L’Occitane en Provence was founded in 1976 by Olivier Baussan, an entrepreneur from Manosque, France, 50 miles north of Marseille, who set up a small fragrance and soap facility with $4,000. In 1994, Geiger became a minority shareholder in L’Occitane before taking it over in 1996, when he became the group’s chairman.

Today, L’Occitane counts more than 3,000 doors in 90-plus countries. In its most recent full fiscal year, ended March 31, 2023, the company registered sales of 2.13 billon euros, up 19.8 percent versus the same prior-year period. Company profits were 118.2 million euros, down 51.1 percent.

The delisting will end L’Occitane’s 14-year run on the Hong Kong Stock Exchange and be among the biggest in the market. In 2017, Belle International, a Chinese footwear company, was taken private in a deal priced at around $5.82 billion.

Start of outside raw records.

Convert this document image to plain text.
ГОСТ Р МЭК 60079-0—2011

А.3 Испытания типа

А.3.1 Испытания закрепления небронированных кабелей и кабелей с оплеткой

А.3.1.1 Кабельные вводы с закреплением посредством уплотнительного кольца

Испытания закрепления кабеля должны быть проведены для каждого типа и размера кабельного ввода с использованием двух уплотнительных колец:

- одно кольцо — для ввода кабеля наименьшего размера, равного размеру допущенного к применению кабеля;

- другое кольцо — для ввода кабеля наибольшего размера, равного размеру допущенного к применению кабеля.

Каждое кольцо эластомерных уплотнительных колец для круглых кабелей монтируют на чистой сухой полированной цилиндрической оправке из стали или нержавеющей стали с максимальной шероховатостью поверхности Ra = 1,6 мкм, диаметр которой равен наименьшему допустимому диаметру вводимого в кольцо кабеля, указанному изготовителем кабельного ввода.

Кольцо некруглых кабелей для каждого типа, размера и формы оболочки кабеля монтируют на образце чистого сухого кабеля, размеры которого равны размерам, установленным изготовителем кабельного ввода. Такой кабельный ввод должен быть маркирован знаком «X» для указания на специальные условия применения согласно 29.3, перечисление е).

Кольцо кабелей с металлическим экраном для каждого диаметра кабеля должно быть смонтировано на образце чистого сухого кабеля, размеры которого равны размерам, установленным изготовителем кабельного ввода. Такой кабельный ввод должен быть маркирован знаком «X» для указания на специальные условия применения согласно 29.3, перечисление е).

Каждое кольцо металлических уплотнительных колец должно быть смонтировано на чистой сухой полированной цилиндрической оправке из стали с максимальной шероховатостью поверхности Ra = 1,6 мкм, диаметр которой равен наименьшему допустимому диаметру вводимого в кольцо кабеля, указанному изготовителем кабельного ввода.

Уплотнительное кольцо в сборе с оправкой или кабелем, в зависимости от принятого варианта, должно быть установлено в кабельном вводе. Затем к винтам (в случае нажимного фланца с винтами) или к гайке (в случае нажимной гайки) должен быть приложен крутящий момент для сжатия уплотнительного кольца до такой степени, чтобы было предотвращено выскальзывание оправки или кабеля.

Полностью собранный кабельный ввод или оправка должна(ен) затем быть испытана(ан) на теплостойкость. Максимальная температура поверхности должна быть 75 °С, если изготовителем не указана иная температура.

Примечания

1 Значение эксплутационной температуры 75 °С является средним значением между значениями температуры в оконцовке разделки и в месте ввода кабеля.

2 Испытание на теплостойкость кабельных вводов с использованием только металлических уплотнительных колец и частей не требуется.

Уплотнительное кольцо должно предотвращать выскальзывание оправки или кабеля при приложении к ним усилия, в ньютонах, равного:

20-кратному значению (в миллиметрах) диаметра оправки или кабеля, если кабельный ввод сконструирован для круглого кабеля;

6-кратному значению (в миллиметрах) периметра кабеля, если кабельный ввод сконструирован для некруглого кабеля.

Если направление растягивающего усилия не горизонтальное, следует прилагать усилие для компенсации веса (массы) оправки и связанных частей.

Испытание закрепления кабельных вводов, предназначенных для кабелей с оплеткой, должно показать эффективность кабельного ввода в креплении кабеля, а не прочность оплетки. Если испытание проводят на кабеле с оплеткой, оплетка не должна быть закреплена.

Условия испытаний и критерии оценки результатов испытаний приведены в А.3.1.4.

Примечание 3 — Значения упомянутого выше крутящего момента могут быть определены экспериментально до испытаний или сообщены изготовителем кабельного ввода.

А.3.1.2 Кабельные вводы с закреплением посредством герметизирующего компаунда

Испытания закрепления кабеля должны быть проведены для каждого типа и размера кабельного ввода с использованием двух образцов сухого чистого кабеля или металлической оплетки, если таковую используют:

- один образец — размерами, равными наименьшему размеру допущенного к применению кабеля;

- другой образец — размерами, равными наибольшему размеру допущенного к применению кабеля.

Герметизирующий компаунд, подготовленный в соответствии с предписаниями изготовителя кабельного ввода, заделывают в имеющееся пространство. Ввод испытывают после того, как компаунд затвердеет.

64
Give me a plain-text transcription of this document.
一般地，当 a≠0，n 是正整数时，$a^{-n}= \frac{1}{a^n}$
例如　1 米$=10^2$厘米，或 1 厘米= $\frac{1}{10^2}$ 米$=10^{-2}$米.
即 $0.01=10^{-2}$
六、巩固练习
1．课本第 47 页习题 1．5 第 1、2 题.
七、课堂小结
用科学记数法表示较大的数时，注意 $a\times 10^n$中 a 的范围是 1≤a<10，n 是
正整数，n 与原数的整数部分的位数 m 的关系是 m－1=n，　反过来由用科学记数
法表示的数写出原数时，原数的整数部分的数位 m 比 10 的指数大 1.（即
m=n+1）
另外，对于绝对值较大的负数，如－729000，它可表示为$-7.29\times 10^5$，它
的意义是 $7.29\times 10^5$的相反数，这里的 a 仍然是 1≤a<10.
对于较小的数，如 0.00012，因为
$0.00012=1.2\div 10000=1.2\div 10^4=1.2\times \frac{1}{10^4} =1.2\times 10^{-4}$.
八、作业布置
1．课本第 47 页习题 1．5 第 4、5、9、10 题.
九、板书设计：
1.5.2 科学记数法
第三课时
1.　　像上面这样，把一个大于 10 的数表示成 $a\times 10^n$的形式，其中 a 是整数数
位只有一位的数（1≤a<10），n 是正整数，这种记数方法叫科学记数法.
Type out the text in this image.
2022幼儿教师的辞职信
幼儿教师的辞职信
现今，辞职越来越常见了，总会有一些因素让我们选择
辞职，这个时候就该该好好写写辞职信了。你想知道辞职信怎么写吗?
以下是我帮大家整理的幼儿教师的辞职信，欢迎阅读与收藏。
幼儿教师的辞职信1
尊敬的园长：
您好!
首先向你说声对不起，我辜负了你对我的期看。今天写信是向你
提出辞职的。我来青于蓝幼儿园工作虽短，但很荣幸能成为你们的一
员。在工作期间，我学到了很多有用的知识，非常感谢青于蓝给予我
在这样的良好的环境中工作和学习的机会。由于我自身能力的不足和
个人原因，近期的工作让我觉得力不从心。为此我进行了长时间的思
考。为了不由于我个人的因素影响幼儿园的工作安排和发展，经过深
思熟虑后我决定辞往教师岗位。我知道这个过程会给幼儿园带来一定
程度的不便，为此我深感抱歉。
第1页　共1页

Among other beauty companies to delist was Groupe Clarins, in France, in 2008. The group’s founding Courtin family, Clarins’ majority shareholder, at that time announced an offer worth 814.2 million euros for the company, which had gone public in 1984.

Christian Courtin, then president of the company’s supervisory board, said: “The market is short-time, sometimes even very short-term. The vision for our strategy for the group is more mid- and long-term.”